Small business assistance
Small business owners with their employees

Hiring the Best to Grow Your Business

If you’re serious about growing your business, it’s highly likely, at some point, you’ll need to hire or contract with others.  It might be when you land a large contract or expand from a home office to a storefront or warehouse.  Maybe you just want to be free to do the aspects of your business you enjoy and leave routine chores to others. Here are a few things to consider when you’re looking for help to run your business:

  1. Know the difference between a contractor and an employee.  Sometimes it makes sense to contract with a bookkeeper or a payroll company to relieve the business owner of these chores. It is tempting to avoid paying payroll taxes, workman’s compensation insurance, and other employee costs, by designating an employee a “contractor.”  The IRS has strict rules about this issue so research is in order.
  2. Create a job description. By now, you’ve identified what you would like your employee to do for you. Find good models for job descriptions by going to the employer section of job search sites. Your trade association may have good resources for hiring or they could connect you with other businesses like yours who are willing to share their job descriptions and salary range information.
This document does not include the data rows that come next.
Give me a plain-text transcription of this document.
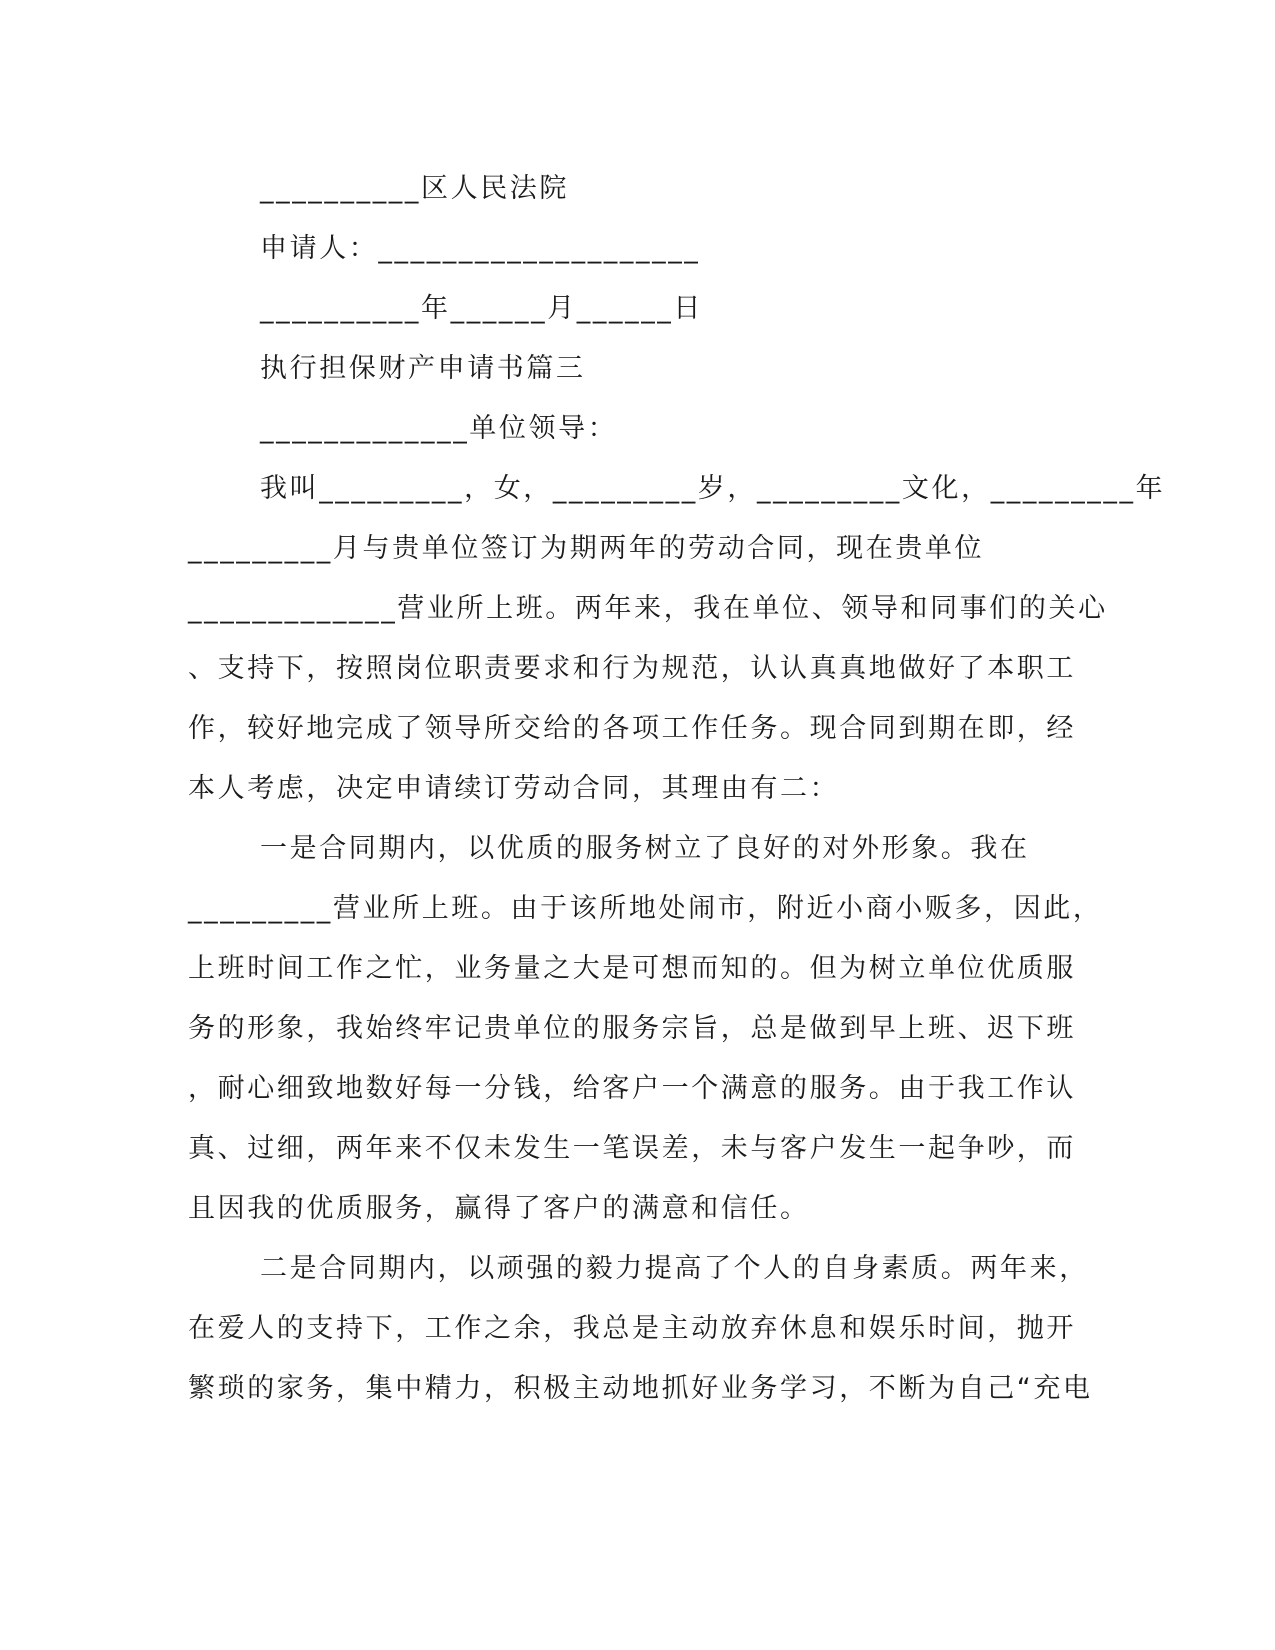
__________区人民法院
申请人：____________________
__________年______月______日
执行担保财产申请书篇三
_____________单位领导：
我叫_________，女，_________岁，_________文化，_________年
_________月与贵单位签订为期两年的劳动合同，现在贵单位
_____________营业所上班。两年来，我在单位、领导和同事们的关心
、支持下，按照岗位职责要求和行为规范，认认真真地做好了本职工
作，较好地完成了领导所交给的各项工作任务。现合同到期在即，经
本人考虑，决定申请续订劳动合同，其理由有二：
一是合同期内，以优质的服务树立了良好的对外形象。我在
_________营业所上班。由于该所地处闹市，附近小商小贩多，因此，
上班时间工作之忙，业务量之大是可想而知的。但为树立单位优质服
务的形象，我始终牢记贵单位的服务宗旨，总是做到早上班、迟下班
，耐心细致地数好每一分钱，给客户一个满意的服务。由于我工作认
真、过细，两年来不仅未发生一笔误差，未与客户发生一起争吵，而
且因我的优质服务，赢得了客户的满意和信任。
二是合同期内，以顽强的毅力提高了个人的自身素质。两年来，
在爱人的支持下，工作之余，我总是主动放弃休息和娱乐时间，抛开
繁琐的家务，集中精力，积极主动地抓好业务学习，不断为自己“充电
  3. Invest in a payroll service. Payroll services do the complicated and time-consuming work of paying your employees, collecting payroll taxes and other deductions, and filing reports. They can also point you to good human resources sites that will help you make sure you’re marketing the position and conducting interviews according to the law. They will also make sure you have the required legal postings for your site. They’re a good investment.
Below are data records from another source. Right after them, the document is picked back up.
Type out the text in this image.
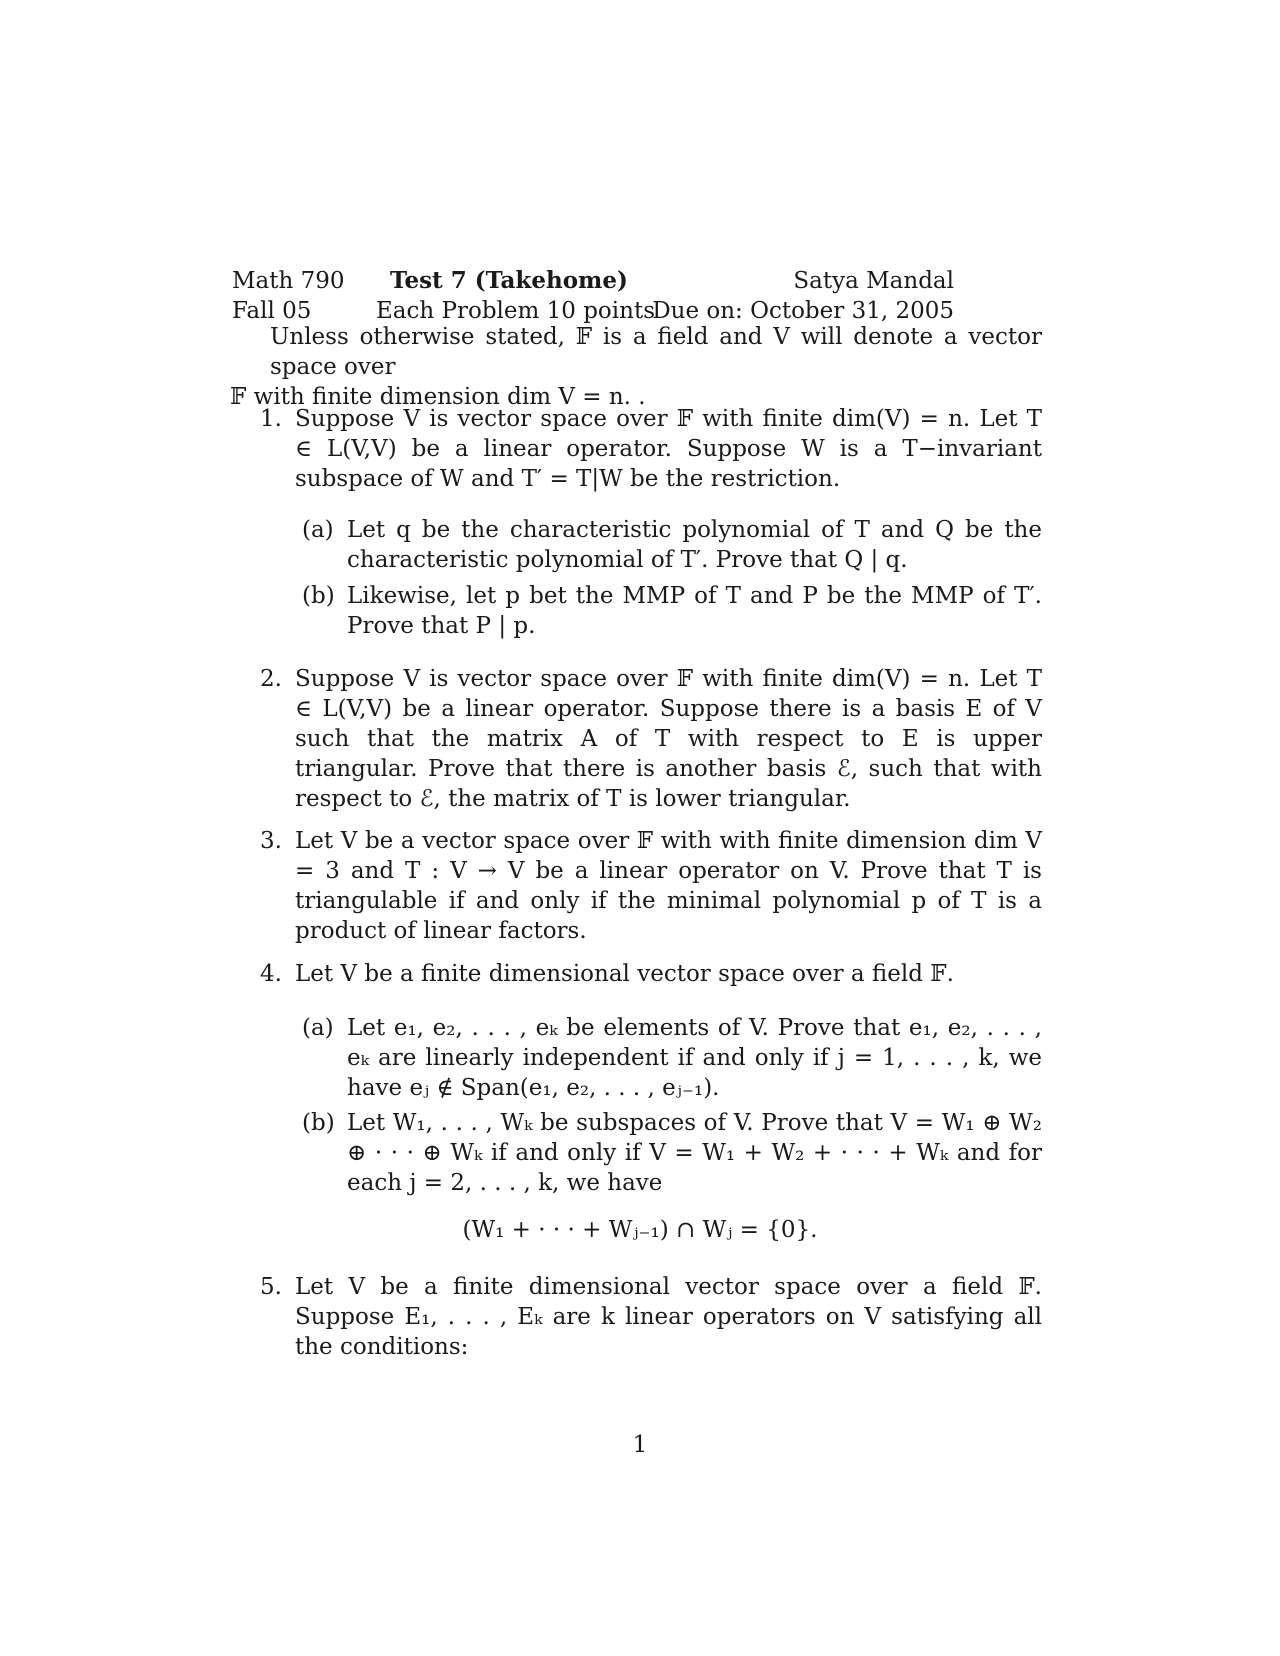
Math 790 Test 7 (Takehome)	Satya Mandal
Fall 05	Each Problem 10 points
Due on: October 31, 2005
Unless otherwise stated, 𝔽 is a field and V will denote a vector space over
𝔽 with finite dimension dim V = n. .
1. Suppose V is vector space over 𝔽 with finite dim(V) = n. Let T ∈ L(V,V) be a linear operator. Suppose W is a T−invariant subspace of W and T′ = T|W be the restriction.
(a) Let q be the characteristic polynomial of T and Q be the characteristic polynomial of T′. Prove that Q | q.
(b) Likewise, let p bet the MMP of T and P be the MMP of T′. Prove that P | p.
2. Suppose V is vector space over 𝔽 with finite dim(V) = n. Let T ∈ L(V,V) be a linear operator. Suppose there is a basis E of V such that the matrix A of T with respect to E is upper triangular. Prove that there is another basis ℰ, such that with respect to ℰ, the matrix of T is lower triangular.
3. Let V be a vector space over 𝔽 with with finite dimension dim V = 3 and T : V → V be a linear operator on V. Prove that T is triangulable if and only if the minimal polynomial p of T is a product of linear factors.
4. Let V be a finite dimensional vector space over a field 𝔽.
(a) Let e₁, e₂, . . . , eₖ be elements of V. Prove that e₁, e₂, . . . , eₖ are linearly independent if and only if j = 1, . . . , k, we have eⱼ ∉ Span(e₁, e₂, . . . , eⱼ₋₁).
(b) Let W₁, . . . , Wₖ be subspaces of V. Prove that V = W₁ ⊕ W₂ ⊕ · · · ⊕ Wₖ if and only if V = W₁ + W₂ + · · · + Wₖ and for each j = 2, . . . , k, we have
(W₁ + · · · + Wⱼ₋₁) ∩ Wⱼ = {0}.
5. Let V be a finite dimensional vector space over a field 𝔽. Suppose E₁, . . . , Eₖ are k linear operators on V satisfying all the conditions:
1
  4. Use common sense when conducting interviews and checking references. Ask open-ended questions that will get a job candidate to give examples of how they work with others and operate on the job. If you’ve identified your candidate, be forewarned that some former employers will only confirm that the prospective employee worked there in the past. Regulations about what is permissible to ask a former employer change frequently. Ideally, a former employer will confirm that the prospect left on good terms and is eligible for re-hire if he or she wanted to come back.
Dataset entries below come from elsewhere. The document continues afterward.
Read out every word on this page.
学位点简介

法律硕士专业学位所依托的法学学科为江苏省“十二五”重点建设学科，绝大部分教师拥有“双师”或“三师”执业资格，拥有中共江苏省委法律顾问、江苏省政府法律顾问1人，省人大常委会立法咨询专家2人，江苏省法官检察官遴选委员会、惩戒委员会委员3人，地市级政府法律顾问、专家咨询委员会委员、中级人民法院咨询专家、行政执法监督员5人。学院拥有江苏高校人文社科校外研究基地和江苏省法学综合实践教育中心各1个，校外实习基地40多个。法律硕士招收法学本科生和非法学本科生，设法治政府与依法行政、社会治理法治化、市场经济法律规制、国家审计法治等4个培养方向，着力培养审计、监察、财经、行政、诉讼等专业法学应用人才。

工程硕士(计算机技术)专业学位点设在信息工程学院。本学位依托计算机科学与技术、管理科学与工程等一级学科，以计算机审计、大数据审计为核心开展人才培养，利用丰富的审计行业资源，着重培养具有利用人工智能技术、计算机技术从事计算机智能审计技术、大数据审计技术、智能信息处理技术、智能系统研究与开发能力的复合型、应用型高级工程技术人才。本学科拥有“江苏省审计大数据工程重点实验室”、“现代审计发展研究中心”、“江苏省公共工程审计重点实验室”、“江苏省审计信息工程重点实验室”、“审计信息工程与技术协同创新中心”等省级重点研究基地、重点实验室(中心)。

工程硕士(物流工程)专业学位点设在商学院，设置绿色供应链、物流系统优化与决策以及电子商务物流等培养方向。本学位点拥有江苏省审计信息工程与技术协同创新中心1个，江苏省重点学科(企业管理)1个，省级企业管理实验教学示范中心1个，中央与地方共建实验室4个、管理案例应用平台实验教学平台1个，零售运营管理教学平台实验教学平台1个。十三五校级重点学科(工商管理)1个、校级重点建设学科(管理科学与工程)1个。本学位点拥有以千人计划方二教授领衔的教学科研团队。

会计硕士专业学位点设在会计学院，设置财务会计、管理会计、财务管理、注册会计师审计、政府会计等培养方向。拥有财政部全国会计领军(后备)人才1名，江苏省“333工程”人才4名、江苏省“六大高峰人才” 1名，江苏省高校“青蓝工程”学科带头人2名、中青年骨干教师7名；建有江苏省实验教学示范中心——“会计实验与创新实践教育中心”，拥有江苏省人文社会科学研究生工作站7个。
  5. Improve your management skills. One of the toughest things business owners must learn to do is delegate. You can’t get to the critical aspects of managing your business if you’re unable to let people learn their job and make the occasional mistake. Be sure to give your new employee written instructions for their routine work and are clear with your expectations. This means writing down the procedures that you have in your head. Once you take the time to write down your procedures and train someone, it will be easier to train others in the future. Check your own management style and consider investing in a management course that helps you communicate more effectively and motivate others to do their best.